Mucho me temo que no  y que,  pasada la pandemia, todo vuelva a la normalidad tan anormal de antes, donde la economía no está al servicio de la vida, sino de los caprichos de una minoría,  y perdamos la oportunidad de comprometernos  en serio en la construcción de un mundo más justo y fraternal, donde enfrentemos todas las pandemias,  en especial las del hambre y la miseria, que evidencian nuestra deshumanización.

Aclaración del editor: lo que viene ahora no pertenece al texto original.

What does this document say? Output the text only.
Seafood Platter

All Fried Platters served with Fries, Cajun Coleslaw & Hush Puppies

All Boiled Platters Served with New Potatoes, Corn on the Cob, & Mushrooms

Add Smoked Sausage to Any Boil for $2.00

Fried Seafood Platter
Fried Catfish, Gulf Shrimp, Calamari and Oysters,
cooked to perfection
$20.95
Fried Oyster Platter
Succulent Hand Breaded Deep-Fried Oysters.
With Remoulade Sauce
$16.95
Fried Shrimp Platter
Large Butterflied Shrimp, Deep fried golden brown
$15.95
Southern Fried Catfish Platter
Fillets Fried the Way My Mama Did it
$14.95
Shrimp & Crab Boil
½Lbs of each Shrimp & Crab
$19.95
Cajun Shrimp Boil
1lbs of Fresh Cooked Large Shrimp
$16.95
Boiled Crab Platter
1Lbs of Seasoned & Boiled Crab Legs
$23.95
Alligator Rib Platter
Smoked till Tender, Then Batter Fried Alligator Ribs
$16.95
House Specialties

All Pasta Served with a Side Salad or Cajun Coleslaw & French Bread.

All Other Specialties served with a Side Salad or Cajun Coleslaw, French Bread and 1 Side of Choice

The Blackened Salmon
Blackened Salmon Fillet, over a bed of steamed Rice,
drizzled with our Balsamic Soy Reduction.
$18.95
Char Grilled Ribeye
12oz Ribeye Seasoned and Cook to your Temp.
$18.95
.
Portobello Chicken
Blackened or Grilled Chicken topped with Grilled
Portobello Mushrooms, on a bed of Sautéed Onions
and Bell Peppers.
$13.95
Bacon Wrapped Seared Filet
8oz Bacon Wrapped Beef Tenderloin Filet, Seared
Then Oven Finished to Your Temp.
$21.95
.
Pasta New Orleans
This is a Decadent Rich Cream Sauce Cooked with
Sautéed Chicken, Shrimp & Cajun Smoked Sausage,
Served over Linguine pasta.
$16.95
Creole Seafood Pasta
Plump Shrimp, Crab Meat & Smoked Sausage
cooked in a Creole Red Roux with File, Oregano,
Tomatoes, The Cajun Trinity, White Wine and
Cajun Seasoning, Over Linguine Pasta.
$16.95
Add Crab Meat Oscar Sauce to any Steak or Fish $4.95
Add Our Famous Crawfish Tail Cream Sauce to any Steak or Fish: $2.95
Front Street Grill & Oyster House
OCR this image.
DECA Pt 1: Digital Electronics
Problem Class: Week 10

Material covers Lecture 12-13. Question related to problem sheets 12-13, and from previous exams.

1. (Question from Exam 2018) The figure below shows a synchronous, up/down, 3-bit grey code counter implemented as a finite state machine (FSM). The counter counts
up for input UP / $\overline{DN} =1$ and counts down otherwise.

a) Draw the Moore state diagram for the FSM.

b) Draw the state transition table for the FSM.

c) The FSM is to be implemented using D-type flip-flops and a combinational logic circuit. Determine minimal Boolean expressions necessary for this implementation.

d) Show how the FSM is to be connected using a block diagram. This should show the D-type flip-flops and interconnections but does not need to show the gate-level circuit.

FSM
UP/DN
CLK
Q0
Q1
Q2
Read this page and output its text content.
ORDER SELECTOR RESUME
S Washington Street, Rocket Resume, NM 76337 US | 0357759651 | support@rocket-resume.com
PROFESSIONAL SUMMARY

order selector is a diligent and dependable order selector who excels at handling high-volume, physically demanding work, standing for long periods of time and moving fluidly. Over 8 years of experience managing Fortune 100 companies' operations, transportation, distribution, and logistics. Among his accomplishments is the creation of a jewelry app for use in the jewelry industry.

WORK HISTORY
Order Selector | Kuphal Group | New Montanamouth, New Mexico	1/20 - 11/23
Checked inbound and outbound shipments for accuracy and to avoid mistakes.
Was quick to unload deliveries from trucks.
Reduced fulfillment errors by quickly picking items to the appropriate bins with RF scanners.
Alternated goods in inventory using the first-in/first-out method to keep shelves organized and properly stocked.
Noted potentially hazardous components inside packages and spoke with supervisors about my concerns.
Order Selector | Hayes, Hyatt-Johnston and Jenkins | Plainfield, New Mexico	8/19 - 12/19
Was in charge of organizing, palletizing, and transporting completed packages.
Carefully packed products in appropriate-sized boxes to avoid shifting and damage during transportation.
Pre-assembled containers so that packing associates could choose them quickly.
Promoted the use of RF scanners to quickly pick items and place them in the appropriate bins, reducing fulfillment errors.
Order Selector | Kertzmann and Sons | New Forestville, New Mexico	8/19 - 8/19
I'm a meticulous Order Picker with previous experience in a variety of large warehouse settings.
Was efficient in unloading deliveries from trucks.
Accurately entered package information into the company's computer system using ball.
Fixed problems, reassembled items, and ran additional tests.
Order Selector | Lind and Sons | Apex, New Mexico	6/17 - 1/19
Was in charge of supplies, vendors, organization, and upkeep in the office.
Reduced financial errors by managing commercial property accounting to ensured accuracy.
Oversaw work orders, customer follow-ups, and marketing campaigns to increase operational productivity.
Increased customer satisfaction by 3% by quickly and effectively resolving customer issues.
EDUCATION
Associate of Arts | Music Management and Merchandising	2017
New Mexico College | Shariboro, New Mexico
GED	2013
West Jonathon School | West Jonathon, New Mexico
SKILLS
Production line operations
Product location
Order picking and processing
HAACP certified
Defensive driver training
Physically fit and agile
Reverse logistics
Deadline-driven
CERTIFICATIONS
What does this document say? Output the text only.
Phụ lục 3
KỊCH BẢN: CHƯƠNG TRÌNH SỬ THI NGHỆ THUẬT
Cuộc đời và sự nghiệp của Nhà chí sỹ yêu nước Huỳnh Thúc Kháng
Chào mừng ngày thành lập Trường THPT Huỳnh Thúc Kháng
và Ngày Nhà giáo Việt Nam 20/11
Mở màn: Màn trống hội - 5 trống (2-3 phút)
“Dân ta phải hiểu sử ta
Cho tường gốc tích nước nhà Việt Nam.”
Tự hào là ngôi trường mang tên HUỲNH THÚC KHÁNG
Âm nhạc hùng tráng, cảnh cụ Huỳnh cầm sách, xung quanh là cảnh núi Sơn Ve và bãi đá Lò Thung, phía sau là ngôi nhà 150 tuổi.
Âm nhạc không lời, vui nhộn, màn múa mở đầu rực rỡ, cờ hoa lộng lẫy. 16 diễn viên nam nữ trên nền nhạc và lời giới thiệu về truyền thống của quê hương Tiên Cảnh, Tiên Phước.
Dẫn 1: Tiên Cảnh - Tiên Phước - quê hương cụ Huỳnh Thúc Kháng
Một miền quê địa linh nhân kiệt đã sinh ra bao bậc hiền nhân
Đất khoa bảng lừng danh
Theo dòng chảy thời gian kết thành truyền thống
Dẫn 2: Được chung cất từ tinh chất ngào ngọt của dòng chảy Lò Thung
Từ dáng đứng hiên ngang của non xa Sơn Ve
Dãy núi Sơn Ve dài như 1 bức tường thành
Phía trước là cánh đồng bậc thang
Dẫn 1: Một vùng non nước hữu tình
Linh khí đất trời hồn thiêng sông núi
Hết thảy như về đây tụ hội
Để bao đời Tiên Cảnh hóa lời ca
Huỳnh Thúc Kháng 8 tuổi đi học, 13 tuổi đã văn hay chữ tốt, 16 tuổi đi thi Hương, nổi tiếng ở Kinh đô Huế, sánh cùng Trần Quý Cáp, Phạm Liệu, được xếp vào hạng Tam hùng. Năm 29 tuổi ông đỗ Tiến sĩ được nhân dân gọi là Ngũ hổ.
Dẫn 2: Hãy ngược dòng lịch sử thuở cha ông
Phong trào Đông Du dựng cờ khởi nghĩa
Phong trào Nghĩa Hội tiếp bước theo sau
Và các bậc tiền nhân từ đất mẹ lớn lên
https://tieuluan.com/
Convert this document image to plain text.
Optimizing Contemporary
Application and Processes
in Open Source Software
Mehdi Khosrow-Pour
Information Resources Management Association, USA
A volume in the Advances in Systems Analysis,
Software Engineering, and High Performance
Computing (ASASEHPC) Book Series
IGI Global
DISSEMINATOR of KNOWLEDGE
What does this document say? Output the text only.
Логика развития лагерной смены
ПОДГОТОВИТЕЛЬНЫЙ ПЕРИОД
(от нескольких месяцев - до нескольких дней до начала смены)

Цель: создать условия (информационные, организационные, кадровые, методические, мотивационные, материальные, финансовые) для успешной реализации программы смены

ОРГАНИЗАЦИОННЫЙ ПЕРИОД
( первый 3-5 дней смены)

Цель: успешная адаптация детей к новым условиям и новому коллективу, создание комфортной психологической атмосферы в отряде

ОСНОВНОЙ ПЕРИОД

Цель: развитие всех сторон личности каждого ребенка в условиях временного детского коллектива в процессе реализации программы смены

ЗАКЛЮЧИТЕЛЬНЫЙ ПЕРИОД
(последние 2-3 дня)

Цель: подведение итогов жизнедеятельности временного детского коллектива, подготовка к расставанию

Quisiera creer, sin embargo, y trabajo para ello,  que no van a ser inútiles tantos sufrimientos, tantos miedos, tantas muertes y también tantos heroísmos y tantas solidaridades y  que la obligada encerrona nos ayudará a reflexionar sobre nuestras vidas y sobre la marcha alocada de nuestro mundo,  y que se impondrá la cordura, y la humanidad despertará por fin  de ese falso sueño de un desarrollo egoísta sin límites, que se traduce en una verdadera pesadilla para la mayor parte de la humanidad.

 En cuanto a  Venezuela, ¿sabremos aprovechar esta pandemia   para alimentar, por fin,  el espíritu de la reconciliación y de la unión, o profundizará más bien los enfrentamientos, la cerrazón y el autoritarismo? ¡Basta ya de pugnas  estériles, de actitudes arrogantes  y de egoísmos destructores! ¡Es la hora de   arrancar la política de la ideología y ponerla al servicio de una vida digna para  todos! Es la hora de sustituir discursos por acciones, de derrotar la retórica con servicio y con trabajo. Es la  hora de pensar en Venezuela, de superar nuestras visiones mediocres, interesadas y   egoístas y de abocarnos todos a combatir con valor esta pandemia y las epidemias  del hambre, la falta de medicinas,  luz, agua, gasolina,  que desde años vienen ocasionando miles de muertos. Es la hora de que fortalezcamos entre todos los dos pilares de la dignidad humana: la salud y la educación: el derecho a la vida y el derecho a un conocimiento profundo capaz de impulsar una economía próspera, al servicio del desarrollo humano. Es la hora de fomentar la imaginación creativa, crítica y autocrítica,   de superar el miedo, el fatalismo y la resignación, para parir la nueva Venezuela. Es la hora de los educadores resilientes y valientes, que no se rinden, y que a pesar de las dificultades y problemas, y de unos sueldos los más bajos de todo el continente e incluso del mundo, que no les alcanzan para sobrevivir, siguen dando lo mejor de sí para posibilitar la educación de los más vulnerables y empobrecidos. Es la hora de los auténticos políticos, con vocación de servicio, verdaderos estadistas, cercanos a la gente, capaces de compartir su vida y sus problemas. Por ello, es la hora de dejar a un lado y para siempre a los politiqueros de oficio, arribistas y corruptos, charlatanes y mentirosos,  que utilizan el poder para lucrarse.

 Necesitamos todos despertar el alma, aprender a mirar nuestras vidas y mirar el mundo con ojos nuevos. Necesitamos despertar del sueño de nuestra inconsciencia y nuestro egoísmo individualista a la verdad de lo que somos, a la vulnerabilidad de nuestras vidas. Despertar al convencimiento de que no podemos caminar solos y aislados, sino que necesitamos unir nuestras fuerzas. Despertar a la sencillez, la humildad y la solidaridad. Despertar a la necesidad de una vida más humana y más justa, vacunarnos contra el egoísmo y la insensibilidad y  empezar a contagiar el virus del respeto, la compasión y el amor.


[1] Rosa María Torres. “ La pandemia evidencia la desigualdad social “, en el foro por zoom  “¿Está el mundo preparado para el Covid y la educación virtual?”.